Suenan las sirenas y saltan las alarmas: el oficio de vendedor de pescado poco a poco parece tender a la desaparición. De los 54 puestos que tiene la zona de pescadería del Mercado Central, 17 se encuentran actualmente vacíos. Una tercera parte del espacio queda desocupada, algo que inquieta a los tenderos y a aquellos que con su fidelidad diaria mantienen una importante tradición que sustenta parte de la cultura gastronómica del territorio valenciano.

El problema principal es el inexistente relevo generacional que sufre la profesión. Vicente, que posee una parada de pescadería en el Mercado Central, asegura que «el cambio generacional es posible si el negocio funciona.
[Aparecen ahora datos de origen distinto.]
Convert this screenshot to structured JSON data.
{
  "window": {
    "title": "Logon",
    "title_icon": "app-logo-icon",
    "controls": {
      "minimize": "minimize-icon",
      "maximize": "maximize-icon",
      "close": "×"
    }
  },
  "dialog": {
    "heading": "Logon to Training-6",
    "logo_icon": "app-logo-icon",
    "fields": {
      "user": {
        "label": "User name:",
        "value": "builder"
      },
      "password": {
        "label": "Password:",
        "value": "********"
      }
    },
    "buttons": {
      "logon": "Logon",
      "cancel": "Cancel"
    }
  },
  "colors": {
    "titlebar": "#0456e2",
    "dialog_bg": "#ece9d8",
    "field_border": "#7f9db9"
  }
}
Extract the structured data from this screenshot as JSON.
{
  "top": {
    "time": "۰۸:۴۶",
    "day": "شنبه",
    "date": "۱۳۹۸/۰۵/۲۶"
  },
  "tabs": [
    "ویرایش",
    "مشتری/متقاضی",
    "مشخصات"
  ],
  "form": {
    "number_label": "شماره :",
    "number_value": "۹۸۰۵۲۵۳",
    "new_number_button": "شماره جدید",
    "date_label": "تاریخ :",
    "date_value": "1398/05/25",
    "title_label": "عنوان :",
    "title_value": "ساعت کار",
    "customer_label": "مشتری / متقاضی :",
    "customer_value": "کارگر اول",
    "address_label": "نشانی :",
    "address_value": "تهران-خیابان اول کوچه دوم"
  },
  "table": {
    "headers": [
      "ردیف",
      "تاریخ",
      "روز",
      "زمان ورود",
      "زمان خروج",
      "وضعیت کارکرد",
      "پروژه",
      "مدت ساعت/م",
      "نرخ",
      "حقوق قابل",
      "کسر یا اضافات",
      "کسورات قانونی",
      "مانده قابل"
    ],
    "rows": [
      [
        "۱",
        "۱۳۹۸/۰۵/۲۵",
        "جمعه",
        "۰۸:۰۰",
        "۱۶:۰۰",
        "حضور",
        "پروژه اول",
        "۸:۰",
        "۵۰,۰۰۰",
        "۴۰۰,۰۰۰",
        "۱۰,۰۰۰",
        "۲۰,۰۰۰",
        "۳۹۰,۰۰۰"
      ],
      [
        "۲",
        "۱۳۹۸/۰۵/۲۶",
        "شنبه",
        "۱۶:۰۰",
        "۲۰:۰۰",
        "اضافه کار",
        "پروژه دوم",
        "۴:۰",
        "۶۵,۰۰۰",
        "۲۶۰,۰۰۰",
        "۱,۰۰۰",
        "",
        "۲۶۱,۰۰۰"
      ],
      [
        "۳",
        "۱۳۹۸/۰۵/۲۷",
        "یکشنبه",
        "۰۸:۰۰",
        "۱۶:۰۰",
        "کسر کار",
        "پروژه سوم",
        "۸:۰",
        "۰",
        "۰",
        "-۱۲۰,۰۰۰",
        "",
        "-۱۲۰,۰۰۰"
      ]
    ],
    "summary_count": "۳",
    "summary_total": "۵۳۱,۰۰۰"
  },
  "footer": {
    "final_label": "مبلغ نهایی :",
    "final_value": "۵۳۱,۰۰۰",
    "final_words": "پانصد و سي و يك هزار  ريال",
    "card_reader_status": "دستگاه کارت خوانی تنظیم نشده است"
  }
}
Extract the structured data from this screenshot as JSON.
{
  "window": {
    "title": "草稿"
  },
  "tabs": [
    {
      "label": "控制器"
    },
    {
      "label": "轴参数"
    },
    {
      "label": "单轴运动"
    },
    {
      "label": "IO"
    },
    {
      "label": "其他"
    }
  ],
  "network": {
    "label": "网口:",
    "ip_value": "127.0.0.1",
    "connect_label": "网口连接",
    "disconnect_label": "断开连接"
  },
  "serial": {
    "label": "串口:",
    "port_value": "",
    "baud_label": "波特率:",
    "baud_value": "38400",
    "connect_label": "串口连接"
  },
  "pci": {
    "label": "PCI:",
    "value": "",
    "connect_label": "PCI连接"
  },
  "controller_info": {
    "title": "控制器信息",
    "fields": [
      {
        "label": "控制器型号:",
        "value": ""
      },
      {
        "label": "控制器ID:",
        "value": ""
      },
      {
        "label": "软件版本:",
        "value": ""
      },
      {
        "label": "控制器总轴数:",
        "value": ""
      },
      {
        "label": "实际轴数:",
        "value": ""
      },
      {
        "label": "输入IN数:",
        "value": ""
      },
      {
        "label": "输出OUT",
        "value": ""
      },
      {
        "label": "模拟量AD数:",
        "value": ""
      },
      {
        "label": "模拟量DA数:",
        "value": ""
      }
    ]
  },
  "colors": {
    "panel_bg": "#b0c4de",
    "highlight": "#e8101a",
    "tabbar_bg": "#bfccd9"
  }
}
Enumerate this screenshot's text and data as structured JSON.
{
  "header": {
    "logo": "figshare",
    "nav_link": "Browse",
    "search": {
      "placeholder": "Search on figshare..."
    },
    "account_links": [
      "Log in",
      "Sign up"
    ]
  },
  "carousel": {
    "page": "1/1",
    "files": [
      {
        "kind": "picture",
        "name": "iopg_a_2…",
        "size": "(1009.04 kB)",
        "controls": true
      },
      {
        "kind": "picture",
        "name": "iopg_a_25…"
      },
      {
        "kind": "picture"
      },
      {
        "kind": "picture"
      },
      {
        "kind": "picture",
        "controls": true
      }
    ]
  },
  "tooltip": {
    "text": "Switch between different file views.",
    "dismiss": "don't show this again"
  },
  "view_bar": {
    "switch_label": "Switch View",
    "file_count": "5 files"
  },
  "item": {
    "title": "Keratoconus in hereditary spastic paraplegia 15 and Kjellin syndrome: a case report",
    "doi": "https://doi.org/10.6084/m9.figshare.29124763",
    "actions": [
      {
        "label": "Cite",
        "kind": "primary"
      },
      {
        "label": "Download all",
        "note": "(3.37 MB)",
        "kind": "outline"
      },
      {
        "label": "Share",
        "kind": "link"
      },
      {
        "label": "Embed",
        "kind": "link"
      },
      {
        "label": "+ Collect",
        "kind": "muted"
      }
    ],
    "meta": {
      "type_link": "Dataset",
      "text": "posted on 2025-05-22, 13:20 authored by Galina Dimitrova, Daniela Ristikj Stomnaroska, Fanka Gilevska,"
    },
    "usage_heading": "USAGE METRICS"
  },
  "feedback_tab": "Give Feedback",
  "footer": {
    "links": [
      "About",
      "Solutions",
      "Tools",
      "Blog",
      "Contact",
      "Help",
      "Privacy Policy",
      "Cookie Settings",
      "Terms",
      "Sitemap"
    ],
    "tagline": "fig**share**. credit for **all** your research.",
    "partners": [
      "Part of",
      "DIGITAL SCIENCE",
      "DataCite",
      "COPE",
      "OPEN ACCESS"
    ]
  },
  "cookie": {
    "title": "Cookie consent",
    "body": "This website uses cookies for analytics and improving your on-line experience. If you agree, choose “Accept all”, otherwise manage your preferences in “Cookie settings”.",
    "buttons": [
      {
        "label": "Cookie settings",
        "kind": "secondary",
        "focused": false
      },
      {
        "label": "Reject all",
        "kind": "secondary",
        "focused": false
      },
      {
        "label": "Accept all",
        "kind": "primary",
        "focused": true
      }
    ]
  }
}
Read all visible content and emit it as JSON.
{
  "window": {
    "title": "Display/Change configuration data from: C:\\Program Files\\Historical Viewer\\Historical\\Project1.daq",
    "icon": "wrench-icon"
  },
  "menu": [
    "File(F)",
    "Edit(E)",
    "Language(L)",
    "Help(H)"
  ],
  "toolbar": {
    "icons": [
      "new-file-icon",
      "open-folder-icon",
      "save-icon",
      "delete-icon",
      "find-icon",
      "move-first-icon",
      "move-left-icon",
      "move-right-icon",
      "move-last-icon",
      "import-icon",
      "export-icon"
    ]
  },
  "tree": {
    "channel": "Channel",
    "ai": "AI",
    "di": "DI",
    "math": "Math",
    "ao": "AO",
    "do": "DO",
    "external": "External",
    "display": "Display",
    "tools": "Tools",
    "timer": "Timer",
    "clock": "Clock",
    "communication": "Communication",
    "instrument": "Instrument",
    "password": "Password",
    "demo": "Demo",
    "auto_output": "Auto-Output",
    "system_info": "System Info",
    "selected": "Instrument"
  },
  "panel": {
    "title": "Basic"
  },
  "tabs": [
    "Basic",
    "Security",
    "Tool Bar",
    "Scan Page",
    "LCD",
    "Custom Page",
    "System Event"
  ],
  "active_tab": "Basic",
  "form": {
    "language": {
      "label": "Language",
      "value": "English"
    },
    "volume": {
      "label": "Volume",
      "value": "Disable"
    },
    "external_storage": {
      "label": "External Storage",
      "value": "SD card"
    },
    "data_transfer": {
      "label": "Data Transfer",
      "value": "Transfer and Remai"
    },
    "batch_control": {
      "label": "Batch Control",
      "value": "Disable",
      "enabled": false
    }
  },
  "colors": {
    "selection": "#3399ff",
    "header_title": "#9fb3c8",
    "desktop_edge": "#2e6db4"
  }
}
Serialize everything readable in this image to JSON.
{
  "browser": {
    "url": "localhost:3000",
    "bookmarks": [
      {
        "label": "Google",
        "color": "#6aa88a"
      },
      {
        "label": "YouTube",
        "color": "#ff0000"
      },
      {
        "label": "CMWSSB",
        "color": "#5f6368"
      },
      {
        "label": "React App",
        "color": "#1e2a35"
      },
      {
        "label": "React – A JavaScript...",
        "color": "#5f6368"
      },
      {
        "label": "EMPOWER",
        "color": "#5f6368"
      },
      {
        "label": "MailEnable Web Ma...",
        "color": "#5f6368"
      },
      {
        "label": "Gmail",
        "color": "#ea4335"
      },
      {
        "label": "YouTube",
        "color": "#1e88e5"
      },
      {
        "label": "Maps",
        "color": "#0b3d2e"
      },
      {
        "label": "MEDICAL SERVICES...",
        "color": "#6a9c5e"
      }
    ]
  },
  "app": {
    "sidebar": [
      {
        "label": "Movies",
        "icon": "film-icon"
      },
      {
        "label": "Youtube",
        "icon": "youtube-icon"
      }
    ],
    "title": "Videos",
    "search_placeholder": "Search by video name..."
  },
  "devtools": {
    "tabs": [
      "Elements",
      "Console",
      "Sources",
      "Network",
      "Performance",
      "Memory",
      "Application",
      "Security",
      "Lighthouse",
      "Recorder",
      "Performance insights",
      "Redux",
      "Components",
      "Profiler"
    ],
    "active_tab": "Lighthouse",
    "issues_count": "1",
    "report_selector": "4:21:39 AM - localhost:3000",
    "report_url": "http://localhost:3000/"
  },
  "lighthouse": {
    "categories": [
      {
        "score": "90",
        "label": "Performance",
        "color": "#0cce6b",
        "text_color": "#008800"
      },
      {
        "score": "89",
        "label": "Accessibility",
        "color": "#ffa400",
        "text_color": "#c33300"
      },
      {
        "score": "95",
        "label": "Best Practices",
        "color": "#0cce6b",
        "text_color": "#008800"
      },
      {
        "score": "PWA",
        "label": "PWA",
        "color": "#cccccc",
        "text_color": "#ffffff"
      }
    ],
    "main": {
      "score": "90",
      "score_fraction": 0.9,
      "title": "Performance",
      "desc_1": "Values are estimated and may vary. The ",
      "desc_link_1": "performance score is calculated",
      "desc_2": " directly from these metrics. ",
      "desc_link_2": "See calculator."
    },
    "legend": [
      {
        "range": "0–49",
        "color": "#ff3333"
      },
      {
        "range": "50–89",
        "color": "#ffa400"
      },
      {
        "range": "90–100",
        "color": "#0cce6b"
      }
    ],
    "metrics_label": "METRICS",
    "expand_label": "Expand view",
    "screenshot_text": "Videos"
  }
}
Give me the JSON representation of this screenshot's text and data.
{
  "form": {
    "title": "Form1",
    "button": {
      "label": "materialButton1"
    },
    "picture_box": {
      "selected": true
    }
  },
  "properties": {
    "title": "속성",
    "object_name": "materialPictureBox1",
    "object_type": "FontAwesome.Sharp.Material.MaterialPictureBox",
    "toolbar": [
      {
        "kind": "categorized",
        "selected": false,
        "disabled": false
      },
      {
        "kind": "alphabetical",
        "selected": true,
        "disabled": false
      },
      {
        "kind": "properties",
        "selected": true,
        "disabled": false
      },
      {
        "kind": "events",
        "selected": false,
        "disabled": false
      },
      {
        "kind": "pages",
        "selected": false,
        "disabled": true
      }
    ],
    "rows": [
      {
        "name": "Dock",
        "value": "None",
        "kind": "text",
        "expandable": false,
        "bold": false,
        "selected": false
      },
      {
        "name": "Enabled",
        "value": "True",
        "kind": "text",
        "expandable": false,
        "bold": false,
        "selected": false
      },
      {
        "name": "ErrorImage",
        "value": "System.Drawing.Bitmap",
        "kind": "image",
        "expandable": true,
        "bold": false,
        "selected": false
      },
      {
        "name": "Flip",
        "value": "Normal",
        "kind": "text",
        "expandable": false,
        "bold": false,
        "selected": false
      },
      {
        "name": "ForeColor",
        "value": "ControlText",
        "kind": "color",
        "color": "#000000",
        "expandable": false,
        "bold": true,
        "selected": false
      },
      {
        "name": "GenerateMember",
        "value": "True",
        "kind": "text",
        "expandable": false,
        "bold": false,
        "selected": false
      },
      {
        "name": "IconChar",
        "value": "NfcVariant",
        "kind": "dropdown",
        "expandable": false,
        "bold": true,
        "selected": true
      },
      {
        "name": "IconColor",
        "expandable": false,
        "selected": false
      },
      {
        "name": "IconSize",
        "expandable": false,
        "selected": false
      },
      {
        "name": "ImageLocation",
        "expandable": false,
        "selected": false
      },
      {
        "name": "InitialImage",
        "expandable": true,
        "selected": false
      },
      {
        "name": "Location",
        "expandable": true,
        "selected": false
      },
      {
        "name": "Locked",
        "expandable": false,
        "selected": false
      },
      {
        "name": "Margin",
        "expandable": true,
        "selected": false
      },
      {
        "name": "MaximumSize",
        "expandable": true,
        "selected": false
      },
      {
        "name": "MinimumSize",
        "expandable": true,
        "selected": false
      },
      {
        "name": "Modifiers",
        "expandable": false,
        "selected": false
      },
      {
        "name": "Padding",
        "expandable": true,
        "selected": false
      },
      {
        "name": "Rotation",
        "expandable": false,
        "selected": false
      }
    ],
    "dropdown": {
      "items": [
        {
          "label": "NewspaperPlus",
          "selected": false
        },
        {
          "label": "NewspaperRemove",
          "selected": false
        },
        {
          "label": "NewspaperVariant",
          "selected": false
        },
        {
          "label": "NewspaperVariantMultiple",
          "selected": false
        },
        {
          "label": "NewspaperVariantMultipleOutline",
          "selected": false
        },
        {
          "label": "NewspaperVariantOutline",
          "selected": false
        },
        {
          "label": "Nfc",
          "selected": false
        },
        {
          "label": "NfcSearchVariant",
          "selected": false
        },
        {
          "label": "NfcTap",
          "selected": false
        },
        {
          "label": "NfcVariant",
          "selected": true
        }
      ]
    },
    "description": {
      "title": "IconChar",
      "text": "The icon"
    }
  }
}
Si no es así, la gente huye de quedarse con algo que no da los beneficios suficientes para sumir los gastos que genera». Y el negocio no funciona como debería por la «pérdida de ventas», según declara Manuel, que añade que aguantan «los cuatro que tenemos la edad y que llevamos toda la vida». Los gastos se disparan por el precio del producto y la gran cantidad de hielo que se necesita para mantener el género fresco. Además, en muchas ocasiones los ingresos no cubren todos los costes.

El módulo de pescadería tiene 17 locales sin ocupar de los 54 disponibles

Los clientes dejan que se pierda una de las tradiciones que más caracteriza a los puertos de la costa valenciana. Los nuevos ritmos de vida impulsan el olvido de ese trato especial que recibe el consumidor en su mercado de toda la vida y que difícilmente encuentra en otro lugar. Como afirma Noelia, trabajadora de una de las paradas afectadas, comprar en el Mercado asegura a sus clientes que se llevan a casa «pescado fresco y de buena calidad».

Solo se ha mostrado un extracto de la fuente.